Éloigné de la scène durant quatre ans et livré tout entier au monde, M. Lemercier revint au théâtre, en avril 92, par une comédie de Clarisse Harlowe. C’était une concession à la mode d’alors, et l’originalité du poète ne devait se révéler qu’avec Agamemnon. Le succès des Nuits d’Young et de la première traduction de Werther indiquait un mouvement sentimental où Richardson devait avoir sa place. La comédie de M. Lemercier fut jouée avec succès et eut l’honneur d’une parodie au Vaudeville. Malgré la brutalité de Lovelace, qui se servait de l’opium comme moyen de séduction, il paraît que le héros ne sembla pas à la critique assez raffiné dans le vice ; les Petites Affiches reprochèrent à l’auteur de n’être pas assez « roué pour bien peindre des roueries. » Un autre journal fut si inconvenant, qu’une lettre très vive de M. Lemercier faillit amener un duel et attira vivement l’attention.

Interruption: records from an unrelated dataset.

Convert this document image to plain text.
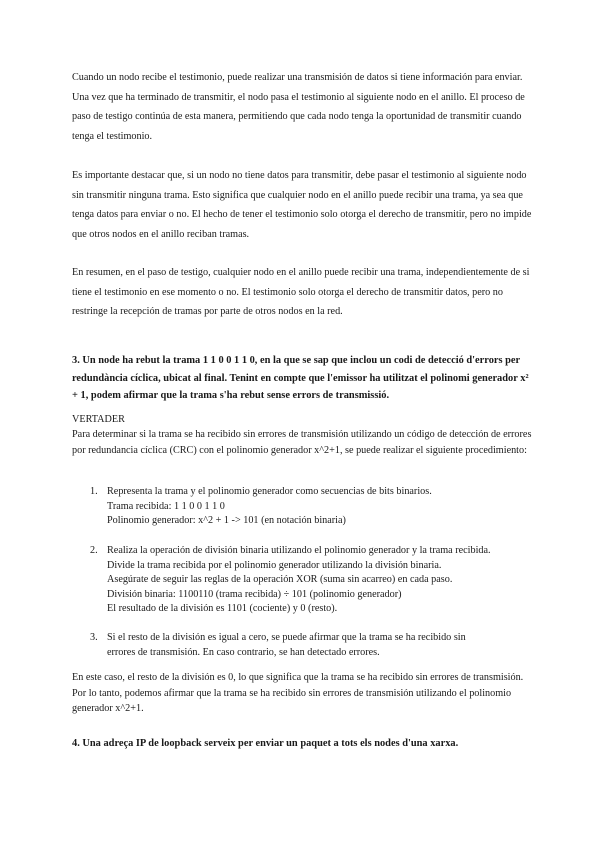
Cuando un nodo recibe el testimonio, puede realizar una transmisión de datos si tiene información para enviar. Una vez que ha terminado de transmitir, el nodo pasa el testimonio al siguiente nodo en el anillo. El proceso de paso de testigo continúa de esta manera, permitiendo que cada nodo tenga la oportunidad de transmitir cuando tenga el testimonio.

Es importante destacar que, si un nodo no tiene datos para transmitir, debe pasar el testimonio al siguiente nodo sin transmitir ninguna trama. Esto significa que cualquier nodo en el anillo puede recibir una trama, ya sea que tenga datos para enviar o no. El hecho de tener el testimonio solo otorga el derecho de transmitir, pero no impide que otros nodos en el anillo reciban tramas.

En resumen, en el paso de testigo, cualquier nodo en el anillo puede recibir una trama, independientemente de si tiene el testimonio en ese momento o no. El testimonio solo otorga el derecho de transmitir datos, pero no restringe la recepción de tramas por parte de otros nodos en la red.

3. Un node ha rebut la trama 1 1 0 0 1 1 0, en la que se sap que inclou un codi de detecció d'errors per redundància cíclica, ubicat al final. Tenint en compte que l'emissor ha utilitzat el polinomi generador x² + 1, podem afirmar que la trama s'ha rebut sense errors de transmissió.

VERTADER

Para determinar si la trama se ha recibido sin errores de transmisión utilizando un código de detección de errores por redundancia cíclica (CRC) con el polinomio generador x^2+1, se puede realizar el siguiente procedimiento:

1. Representa la trama y el polinomio generador como secuencias de bits binarios.
Trama recibida: 1 1 0 0 1 1 0
Polinomio generador: x^2 + 1 -> 101 (en notación binaria)
2. Realiza la operación de división binaria utilizando el polinomio generador y la trama recibida.
Divide la trama recibida por el polinomio generador utilizando la división binaria.
Asegúrate de seguir las reglas de la operación XOR (suma sin acarreo) en cada paso.
División binaria: 1100110 (trama recibida) ÷ 101 (polinomio generador)
El resultado de la división es 1101 (cociente) y 0 (resto).
3. Si el resto de la división es igual a cero, se puede afirmar que la trama se ha recibido sin
errores de transmisión. En caso contrario, se han detectado errores.

En este caso, el resto de la división es 0, lo que significa que la trama se ha recibido sin errores de transmisión. Por lo tanto, podemos afirmar que la trama se ha recibido sin errores de transmisión utilizando el polinomio generador x^2+1.

4. Una adreça IP de loopback serveix per enviar un paquet a tots els nodes d'una xarxa.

L’article était de M. de Tilly [2], le beau Tilly, comme on disait, homme fait aux mœurs de la régence, et qui, ayant enlevé avec scandale une jeune Anglaise, regardait sans doute comme une affaire personnelle de prendre le parti de Lovelace.

Le nom de M. Lemercier eut dès-lors quelque retentissement, si bien que l’auteur du Tableau de Paris en prit ombrage et réclama contre une similitude de noms qui pouvait amener une erreur à laquelle il n’eût pourtant pas toujours perdu : « J’invite, écrivait-il, M. Mercier de Compiègne, M. Mercier de Fontainebleau, M. Mercier-Méléagre, et tous les autres Merciers présens et futurs, quand ils donneront au public leurs productions, à lever entre eux et moi toute

  1. M. Quérard, dans sa France littéraire, n’a pas connu cet opuscule (in-8° de quinze pages), que je trouve indiqué avec éloges dans l’Almanach des Muses de 1790, pag. 311.
  2. Auteur de trop charmans mémoires pleins de mensonges sur Marie-Antoinette ; publiés en 1828.